Summary: | 碩士 === 國立成功大學 === 資訊管理研究所 === 104 === With the rise of Industry 4.0 in recent years, the consumption environment has changed. IoT, mobile devices, and social media have become part of main stream society. This is a new era in which the transfer of information is fast and transparent, and consumers are no longer given blurred information. In addition, consumer awareness has led to changes in the environment of the markets, creating greater competition among businesses. This competition has caused the life cycle of a product to shrink, which has affected the development of the life cycle of an industry. Arthur D. Little, the first management consultancy firm on the globe, introduced the life cycle matrix in 1970. They believed that the state of a firm is influenced by its competitive position and industry maturity, both of which would thus affect the strategy of a firm.

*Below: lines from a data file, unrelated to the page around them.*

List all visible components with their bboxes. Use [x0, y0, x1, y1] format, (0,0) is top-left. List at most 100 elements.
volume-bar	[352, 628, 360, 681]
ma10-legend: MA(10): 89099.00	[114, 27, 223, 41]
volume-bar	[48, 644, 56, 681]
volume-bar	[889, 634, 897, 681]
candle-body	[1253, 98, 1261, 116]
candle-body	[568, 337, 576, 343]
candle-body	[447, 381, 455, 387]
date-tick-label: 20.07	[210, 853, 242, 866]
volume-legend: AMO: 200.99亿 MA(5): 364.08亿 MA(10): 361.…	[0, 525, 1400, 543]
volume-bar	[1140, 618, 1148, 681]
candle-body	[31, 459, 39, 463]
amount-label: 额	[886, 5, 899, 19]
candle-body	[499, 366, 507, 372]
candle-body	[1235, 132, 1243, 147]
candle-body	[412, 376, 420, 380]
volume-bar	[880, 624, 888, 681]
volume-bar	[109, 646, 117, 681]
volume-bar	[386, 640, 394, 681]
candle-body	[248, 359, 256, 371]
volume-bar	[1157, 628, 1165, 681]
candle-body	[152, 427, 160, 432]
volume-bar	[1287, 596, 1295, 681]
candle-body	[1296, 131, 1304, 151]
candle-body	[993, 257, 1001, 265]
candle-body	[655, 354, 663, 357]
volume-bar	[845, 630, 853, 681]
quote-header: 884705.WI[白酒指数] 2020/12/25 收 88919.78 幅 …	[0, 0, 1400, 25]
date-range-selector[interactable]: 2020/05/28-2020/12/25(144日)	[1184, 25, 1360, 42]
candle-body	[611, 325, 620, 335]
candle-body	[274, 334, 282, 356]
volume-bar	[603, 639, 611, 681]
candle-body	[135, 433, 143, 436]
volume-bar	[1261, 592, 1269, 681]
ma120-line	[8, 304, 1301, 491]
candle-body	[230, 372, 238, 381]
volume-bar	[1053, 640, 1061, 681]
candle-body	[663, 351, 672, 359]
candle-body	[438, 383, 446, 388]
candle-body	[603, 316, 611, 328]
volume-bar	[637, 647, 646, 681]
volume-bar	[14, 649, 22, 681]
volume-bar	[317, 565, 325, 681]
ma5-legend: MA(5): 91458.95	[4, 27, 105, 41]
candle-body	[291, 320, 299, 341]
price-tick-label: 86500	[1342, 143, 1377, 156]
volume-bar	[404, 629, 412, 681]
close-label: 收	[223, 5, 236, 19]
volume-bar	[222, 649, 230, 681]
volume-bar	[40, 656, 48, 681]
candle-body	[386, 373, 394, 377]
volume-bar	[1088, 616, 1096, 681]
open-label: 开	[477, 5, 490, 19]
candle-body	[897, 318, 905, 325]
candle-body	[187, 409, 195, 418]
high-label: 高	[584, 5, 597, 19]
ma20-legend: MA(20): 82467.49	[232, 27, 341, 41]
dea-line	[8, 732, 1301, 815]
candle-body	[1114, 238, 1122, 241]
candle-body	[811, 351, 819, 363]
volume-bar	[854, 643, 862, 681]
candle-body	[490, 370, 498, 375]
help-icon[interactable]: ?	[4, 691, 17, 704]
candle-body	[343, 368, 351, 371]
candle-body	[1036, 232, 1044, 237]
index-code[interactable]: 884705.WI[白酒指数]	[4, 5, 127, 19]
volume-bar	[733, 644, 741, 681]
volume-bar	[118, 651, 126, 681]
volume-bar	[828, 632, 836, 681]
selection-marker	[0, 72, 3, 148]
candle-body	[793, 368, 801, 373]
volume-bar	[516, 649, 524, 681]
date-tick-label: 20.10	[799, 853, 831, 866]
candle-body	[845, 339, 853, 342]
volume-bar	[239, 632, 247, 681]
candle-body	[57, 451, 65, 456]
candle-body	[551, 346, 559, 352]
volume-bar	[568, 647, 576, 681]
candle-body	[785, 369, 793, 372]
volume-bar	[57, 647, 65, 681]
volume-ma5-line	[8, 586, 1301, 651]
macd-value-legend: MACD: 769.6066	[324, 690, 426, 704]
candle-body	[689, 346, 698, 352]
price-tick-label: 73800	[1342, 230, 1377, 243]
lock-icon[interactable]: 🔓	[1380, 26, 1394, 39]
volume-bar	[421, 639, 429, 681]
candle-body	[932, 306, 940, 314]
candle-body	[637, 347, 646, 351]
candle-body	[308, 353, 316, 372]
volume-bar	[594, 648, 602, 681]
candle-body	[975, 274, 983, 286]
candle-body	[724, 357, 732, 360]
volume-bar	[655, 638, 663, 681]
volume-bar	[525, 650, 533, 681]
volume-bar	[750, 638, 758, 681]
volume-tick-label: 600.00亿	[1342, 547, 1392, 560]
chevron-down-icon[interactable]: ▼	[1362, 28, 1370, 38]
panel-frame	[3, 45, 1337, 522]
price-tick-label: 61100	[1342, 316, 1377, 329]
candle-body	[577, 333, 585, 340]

In previous studies, a consensus has been established among the academics and industries on the concept of the industry life cycle. However, there has yet to be a holistic evaluation judging an industry’s life cycle and its competitive position. The current study aims at combing industry life cycle, competitive position, and fuzzy theory into a multi-attribute strategic problem and approaches the question with quantitative analysis based on previous research. In addition, in order to reduce the complexity of the theory and to increase its applicability for businesses, linguistic representations are used as the form of data collection. Utilizing semantic fuzzy representations not only increases the flexibility of the calculations but also reduces the difficulty for firms when working with these numbers.
In the current study, I adopt similarity calculations for analysis and use case studies to demonstrate the importance of using semantic fuzzy theory and its influence on the results, and then I utilize a life cycle matrix to assist managers in deciding future strategies. Furthermore, the quantitative approach presented in this study would resolve one of the limitations introduced in Arthur D. Little’s life cycle matrix, which is the difficulty of determining an industry life cycle.